Ayrıca Türkiye’de engelli çalışmaları açısından yüzümüzü güldüren bir başka haber de Marmaris’ten geldi. Türkiye’nin ilk Avrupa’nın en büyük engelli oteli, Marmaris’te açıldı. Bedensel engelliler için yaptırılan otel, yurtiçi ve yurtdışından gelen engellilere tatil imkanı sunuyor. Bu sayede engelliler hayatlarının bir döneminde de olsa sıkıntılarından kurtulup güzel bir tatil yapabiliyorlar.

Genel olarak ülkemizde engellilik üzerine çalışmalar sürüyor ve geliştiriliyor. Ancak yıllarca unutulan engellilerin esas haklarına kavuşması oldukça zaman alacak gibi. Şöyle bir baktığımızda, rehabilitasyon merkezlerinin varlığından haberdar olmayan engelli ailelerini görmek mümkün. Ülkemizde bu ailelerin bilinçlendirilmesine yönelik çalışmaların öneminin artması gerektiğini vurgulamakta yarar görüyorum. Çünkü tarihe baktığımızda bir çok engelli bireylerin çevre desteğiyle neler başardığı görmek mümkün. Beethoven’ın 9. senfoniyi sağırlık döneminde bestelediğini, Eli Bowen’in en ünlü akrobasi gösterilerini olmayan bacaklarıyla yaptığını, Erik Weihenmayer’in Everest’e görmeyen gözleriyle tırmandığını, Dustin Carter’in güreş şampiyonasını bacaksız ve kolsuz kazandığını unutmamak gerekir. Ayrıca dünyaya kendini hayran bırakan İrlandalı yazar Cristy Brown’un beyin felçli olarak doğduğunu ve ailesinin desteğiyle kendini geliştirip, ayağıyla resimler yaptığını ve yazılar yazdığını biliyoruz. Neden çevremizdeki engelliler de toplum desteğiyle birer Beethoven, Cristy Brown, Eli Bowen olmasın ki?
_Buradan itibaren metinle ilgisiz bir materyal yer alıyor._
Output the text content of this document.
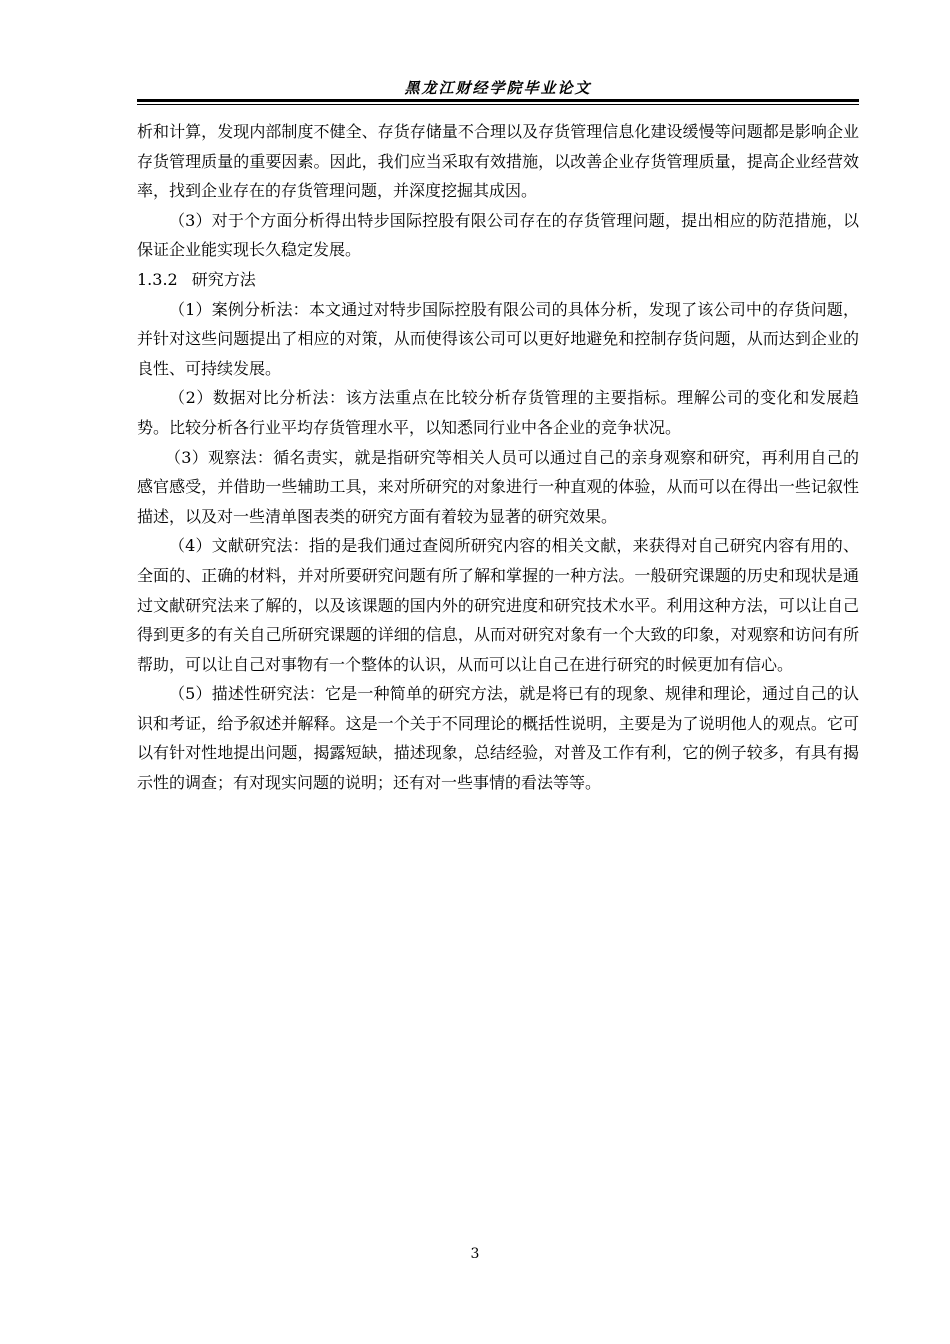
黑龙江财经学院毕业论文

析和计算，发现内部制度不健全、存货存储量不合理以及存货管理信息化建设缓慢等问题都是影响企业存货管理质量的重要因素。因此，我们应当采取有效措施，以改善企业存货管理质量，提高企业经营效率，找到企业存在的存货管理问题，并深度挖掘其成因。

（3）对于个方面分析得出特步国际控股有限公司存在的存货管理问题，提出相应的防范措施，以保证企业能实现长久稳定发展。

1.3.2 研究方法

（1）案例分析法：本文通过对特步国际控股有限公司的具体分析，发现了该公司中的存货问题，并针对这些问题提出了相应的对策，从而使得该公司可以更好地避免和控制存货问题，从而达到企业的良性、可持续发展。

（2）数据对比分析法：该方法重点在比较分析存货管理的主要指标。理解公司的变化和发展趋势。比较分析各行业平均存货管理水平，以知悉同行业中各企业的竞争状况。

（3）观察法：循名责实，就是指研究等相关人员可以通过自己的亲身观察和研究，再利用自己的感官感受，并借助一些辅助工具，来对所研究的对象进行一种直观的体验，从而可以在得出一些记叙性描述，以及对一些清单图表类的研究方面有着较为显著的研究效果。

（4）文献研究法：指的是我们通过查阅所研究内容的相关文献，来获得对自己研究内容有用的、全面的、正确的材料，并对所要研究问题有所了解和掌握的一种方法。一般研究课题的历史和现状是通过文献研究法来了解的，以及该课题的国内外的研究进度和研究技术水平。利用这种方法，可以让自己得到更多的有关自己所研究课题的详细的信息，从而对研究对象有一个大致的印象，对观察和访问有所帮助，可以让自己对事物有一个整体的认识，从而可以让自己在进行研究的时候更加有信心。

（5）描述性研究法：它是一种简单的研究方法，就是将已有的现象、规律和理论，通过自己的认识和考证，给予叙述并解释。这是一个关于不同理论的概括性说明，主要是为了说明他人的观点。它可以有针对性地提出问题，揭露短缺，描述现象，总结经验，对普及工作有利，它的例子较多，有具有揭示性的调查；有对现实问题的说明；还有对一些事情的看法等等。

3
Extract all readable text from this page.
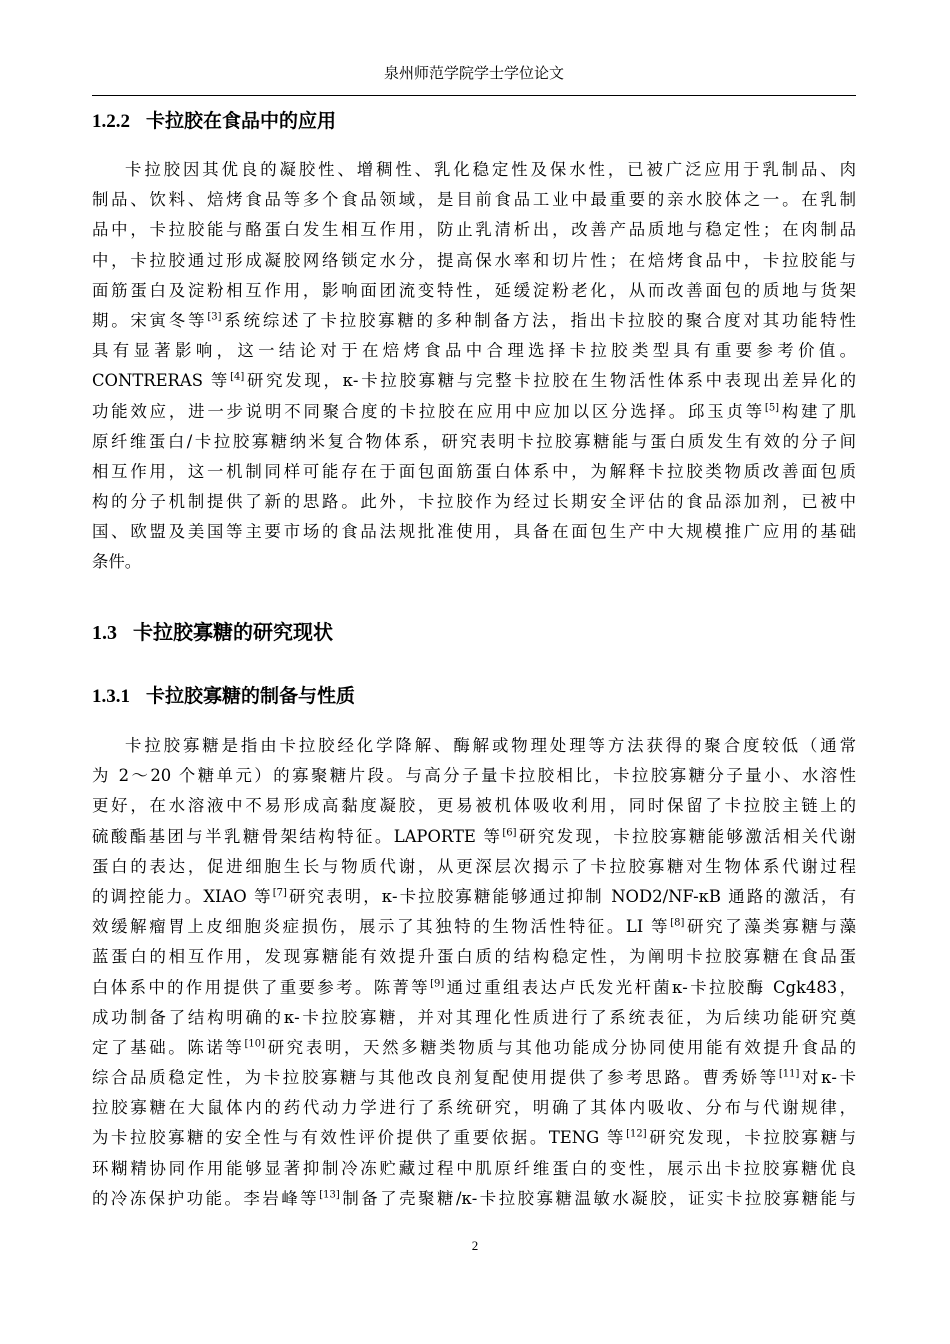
泉州师范学院学士学位论文
1.2.2 卡拉胶在食品中的应用
卡拉胶因其优良的凝胶性、增稠性、乳化稳定性及保水性，已被广泛应用于乳制品、肉
制品、饮料、焙烤食品等多个食品领域，是目前食品工业中最重要的亲水胶体之一。在乳制
品中，卡拉胶能与酪蛋白发生相互作用，防止乳清析出，改善产品质地与稳定性；在肉制品
中，卡拉胶通过形成凝胶网络锁定水分，提高保水率和切片性；在焙烤食品中，卡拉胶能与
面筋蛋白及淀粉相互作用，影响面团流变特性，延缓淀粉老化，从而改善面包的质地与货架
期。宋寅冬等[3]系统综述了卡拉胶寡糖的多种制备方法，指出卡拉胶的聚合度对其功能特性
具有显著影响，这一结论对于在焙烤食品中合理选择卡拉胶类型具有重要参考价值。
CONTRERAS 等[4]研究发现，κ-卡拉胶寡糖与完整卡拉胶在生物活性体系中表现出差异化的
功能效应，进一步说明不同聚合度的卡拉胶在应用中应加以区分选择。邱玉贞等[5]构建了肌
原纤维蛋白/卡拉胶寡糖纳米复合物体系，研究表明卡拉胶寡糖能与蛋白质发生有效的分子间
相互作用，这一机制同样可能存在于面包面筋蛋白体系中，为解释卡拉胶类物质改善面包质
构的分子机制提供了新的思路。此外，卡拉胶作为经过长期安全评估的食品添加剂，已被中
国、欧盟及美国等主要市场的食品法规批准使用，具备在面包生产中大规模推广应用的基础
条件。
1.3 卡拉胶寡糖的研究现状
1.3.1 卡拉胶寡糖的制备与性质
卡拉胶寡糖是指由卡拉胶经化学降解、酶解或物理处理等方法获得的聚合度较低（通常
为 2～20 个糖单元）的寡聚糖片段。与高分子量卡拉胶相比，卡拉胶寡糖分子量小、水溶性
更好，在水溶液中不易形成高黏度凝胶，更易被机体吸收利用，同时保留了卡拉胶主链上的
硫酸酯基团与半乳糖骨架结构特征。LAPORTE 等[6]研究发现，卡拉胶寡糖能够激活相关代谢
蛋白的表达，促进细胞生长与物质代谢，从更深层次揭示了卡拉胶寡糖对生物体系代谢过程
的调控能力。XIAO 等[7]研究表明，κ-卡拉胶寡糖能够通过抑制 NOD2/NF-κB 通路的激活，有
效缓解瘤胃上皮细胞炎症损伤，展示了其独特的生物活性特征。LI 等[8]研究了藻类寡糖与藻
蓝蛋白的相互作用，发现寡糖能有效提升蛋白质的结构稳定性，为阐明卡拉胶寡糖在食品蛋
白体系中的作用提供了重要参考。陈菁等[9]通过重组表达卢氏发光杆菌κ-卡拉胶酶 Cgk483，
成功制备了结构明确的κ-卡拉胶寡糖，并对其理化性质进行了系统表征，为后续功能研究奠
定了基础。陈诺等[10]研究表明，天然多糖类物质与其他功能成分协同使用能有效提升食品的
综合品质稳定性，为卡拉胶寡糖与其他改良剂复配使用提供了参考思路。曹秀娇等[11]对κ-卡
拉胶寡糖在大鼠体内的药代动力学进行了系统研究，明确了其体内吸收、分布与代谢规律，
为卡拉胶寡糖的安全性与有效性评价提供了重要依据。TENG 等[12]研究发现，卡拉胶寡糖与
环糊精协同作用能够显著抑制冷冻贮藏过程中肌原纤维蛋白的变性，展示出卡拉胶寡糖优良
的冷冻保护功能。李岩峰等[13]制备了壳聚糖/κ-卡拉胶寡糖温敏水凝胶，证实卡拉胶寡糖能与
2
Unutmamak gerekir ki engellilik bir seçim değildir. Herkesin bir gün başına bir kazayla gelebilir. Bu sebepten ötürü insan olarak engelli bireylerin hassasiyetlerine kulak vermeli ve onları, haklarının verilmesi konusunda desteklemeliyiz.

Kaynaklar

1. Yavuz KOCAÖMER  – Çengelli İğne (Pazartesi Posta Gazetesi (5 Mayıs 2008)
2. http://www.geldik.com/Engellik Dokuman/52718-tarihteki-en-basarili-engelli-insanlar-tarihteki-en-basarili-engelli-insanlar.html
3. Cristy BROWN – Sol Ayağım (Arion Yayınevi, 1996)
4. Psk. Halil TÜRKMEN – Engelli Hakları ve Özel Eğitimin Türkiye’de Tarihi Gelişimi (http://www.uzmanlariz.com/engelli-haklari-ve-ozel-egitimin-turkiyede-tarihi-gelisimi.htm)
5. http://www.gazeteport.com.tr/NEWS/GP_060281
6. Dr. Mehmet AYSOY – Avrupa Birliği Sürecinde Özürlüler Politikası (2005) http://www.engellininsayfasi.com/forum/index.php/topic,1513.msg9544.html#msg9544
7. http://engelliler.gen.tr/f2/turkiye-ve-dunyada-engelli-hareketlerine-genel-bir-bakis-967

KUBİLAY ORAL tarafından “Makale Yarışması” için yazılmıştır…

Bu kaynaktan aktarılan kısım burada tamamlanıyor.